Back in Hollywood, McG, the director who’d sent Bale the script, was crushed. Bale was the only actor he believed had both the intensity and integrity to kick-start the beloved sci-fi franchise. So he got on a plane to London — no small gesture for a guy whose fear of flying contributed to him dropping out of Warner Bros.’ recent Superman reboot at the last minute because it was being shot in Australia. He believed that if he could just meet with Bale face-to-face, he could change his mind.

The two met at a café near Bale’s home, and McG did everything but act out the entire movie. He even handed Bale a copy of Cormac McCarthy’s The Road, saying how the novel’s bleak, postapocalyptic setting was what he had in mind for the film. But the desperate salesman was no match for the disinterested buyer. Then McG made his final, Hail Mary gambit. He pleaded with Bale to take a chance on him.

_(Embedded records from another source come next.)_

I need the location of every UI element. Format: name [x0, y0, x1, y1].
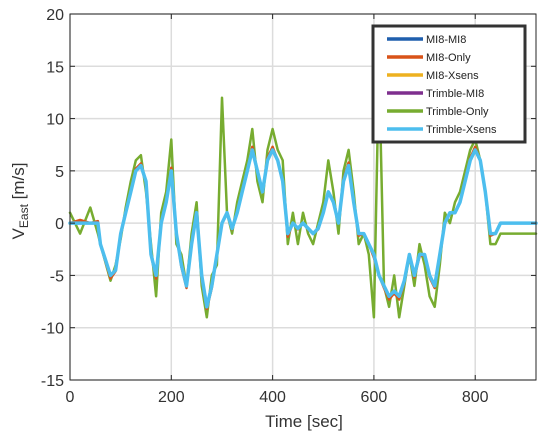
legend-box	[371, 24, 527, 144]
x-tick-label: 0	[66, 389, 75, 406]
y-axis-label-unit: [m/s]	[9, 163, 28, 205]
legend-label: Trimble-Only	[426, 106, 489, 118]
legend-label: MI8-Only	[426, 52, 471, 64]
y-axis-label: VEast [m/s]	[9, 163, 31, 240]
y-tick-label: 5	[55, 164, 64, 181]
x-tick-label: 200	[158, 389, 185, 406]
x-tick-label: 600	[361, 389, 388, 406]
legend-label: MI8-MI8	[426, 34, 466, 46]
series-layer	[68, 65, 538, 319]
x-axis-label: Time [sec]	[265, 412, 343, 431]
y-axis-label-subscript: East	[17, 203, 31, 228]
x-tick-label: 800	[462, 389, 489, 406]
y-tick-label: -10	[41, 321, 64, 338]
y-tick-label: -15	[41, 373, 64, 390]
legend-label: Trimble-Xsens	[426, 124, 497, 136]
y-tick-label: 15	[46, 59, 64, 76]
plot-frame	[69, 13, 537, 381]
series-line-trimble-xsens	[68, 148, 538, 309]
legend-label: MI8-Xsens	[426, 70, 479, 82]
x-tick-label: 400	[259, 389, 286, 406]
y-tick-label: 20	[46, 7, 64, 24]
legend: MI8-MI8 MI8-Only MI8-Xsens Trimble-MI8 Trimb…	[371, 24, 527, 144]
y-tick-label: 10	[46, 112, 64, 129]
axes	[69, 13, 537, 381]
y-tick-label: 0	[55, 216, 64, 233]
legend-label: Trimble-MI8	[426, 88, 484, 100]
tick-labels: 0 200 400 600 800 -15 -10 -5 0 5 10 15 20	[41, 7, 489, 406]
y-axis-label-main: V	[9, 227, 28, 239]
y-tick-label: -5	[50, 268, 64, 285]
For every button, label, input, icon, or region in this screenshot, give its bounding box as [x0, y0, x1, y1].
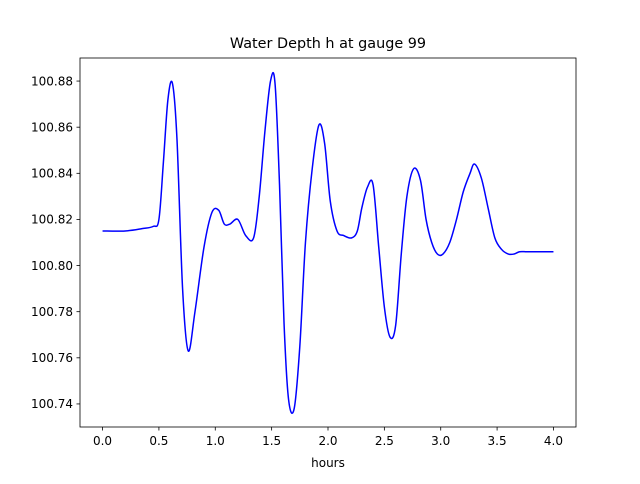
x-tick-label: 0.0 — [93, 434, 112, 448]
chart-title: Water Depth h at gauge 99 — [230, 36, 426, 52]
x-axis-ticks: 0.0 0.5 1.0 1.5 2.0 2.5 3.0 3.5 4.0 — [93, 427, 563, 448]
y-tick-label: 100.86 — [31, 120, 73, 134]
x-tick-label: 0.5 — [149, 434, 168, 448]
series-line — [102, 71, 554, 415]
x-tick-label: 4.0 — [544, 434, 563, 448]
y-axis-ticks: 100.74 100.76 100.78 100.80 100.82 100.84 100.… — [31, 74, 80, 411]
y-tick-label: 100.80 — [31, 259, 73, 273]
y-tick-label: 100.74 — [31, 397, 73, 411]
x-tick-label: 2.5 — [375, 434, 394, 448]
series-group — [102, 71, 554, 415]
y-tick-label: 100.88 — [31, 74, 73, 88]
y-tick-label: 100.84 — [31, 167, 73, 181]
x-tick-label: 1.5 — [262, 434, 281, 448]
x-tick-label: 1.0 — [206, 434, 225, 448]
x-tick-label: 3.0 — [431, 434, 450, 448]
y-tick-label: 100.78 — [31, 305, 73, 319]
x-tick-label: 3.5 — [488, 434, 507, 448]
x-tick-label: 2.0 — [318, 434, 337, 448]
plot-frame — [79, 57, 577, 428]
y-tick-label: 100.82 — [31, 213, 73, 227]
x-axis-label: hours — [311, 456, 345, 470]
y-tick-label: 100.76 — [31, 351, 73, 365]
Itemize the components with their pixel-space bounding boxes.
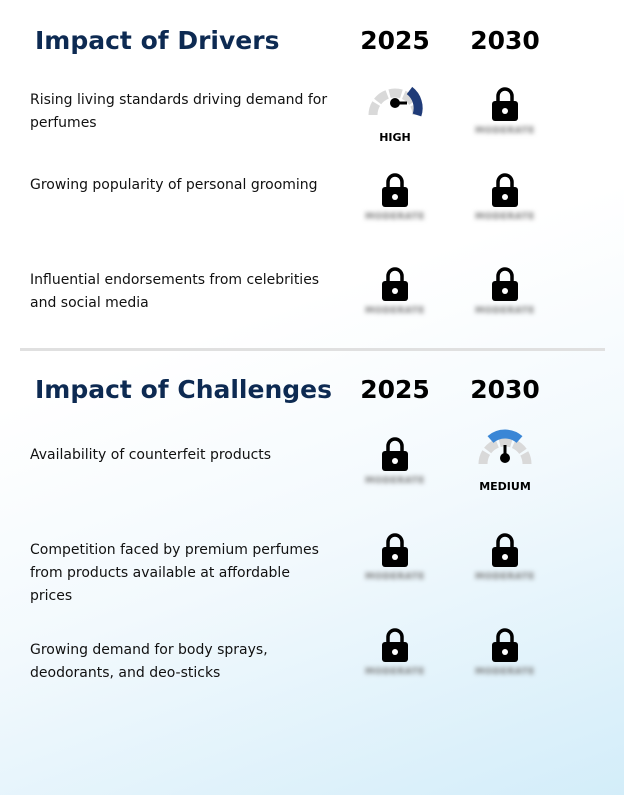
- challenge-label: Availability of counterfeit products: [30, 447, 272, 463]
- challenges-year-2030: 2030: [470, 375, 540, 404]
- lock-icon[interactable]: [380, 172, 410, 208]
- challenges-year-2025: 2025: [360, 375, 430, 404]
- challenge-label: Growing demand for body sprays, deodoran…: [30, 642, 268, 681]
- lock-icon[interactable]: [490, 266, 520, 302]
- hidden-level-text: MODERATE: [475, 306, 535, 316]
- lock-icon[interactable]: [380, 532, 410, 568]
- section-divider: [20, 348, 605, 351]
- challenge-2030-cell: MODERATE: [450, 532, 560, 612]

Bale recalls, ”I had this guy sitting there saying, ‘Christian, didn’t somebody ever take a leap of faith on you to do something radically different than you’ve ever done before? Give me that opportunity.’ So I’m thinking, ‘Oh, f—!”’ Bale’s advisers were against it too. Not just because Terminator Salvation was a sequel to a sequel to a sequel, but also because of McG himself, a man with little more to his credit than The O.C., a couple of Charlie’s Angels movies, and a ridiculous name. ”I had people telling me, ‘Don’t do it, Christian. Don’t go with that guy.’ In a strange way, I like the fact that he keeps that name because it does him no friggin’ favors,” says Bale. ”But people hear it and they go, ‘F— him!’ People were telling me, ‘Christian, you’re too good for Terminator.’ And I’m thinking, I’m too good? I’m not a snob. I really f—ing enjoy watching a good action movie. Who do you think I am?!”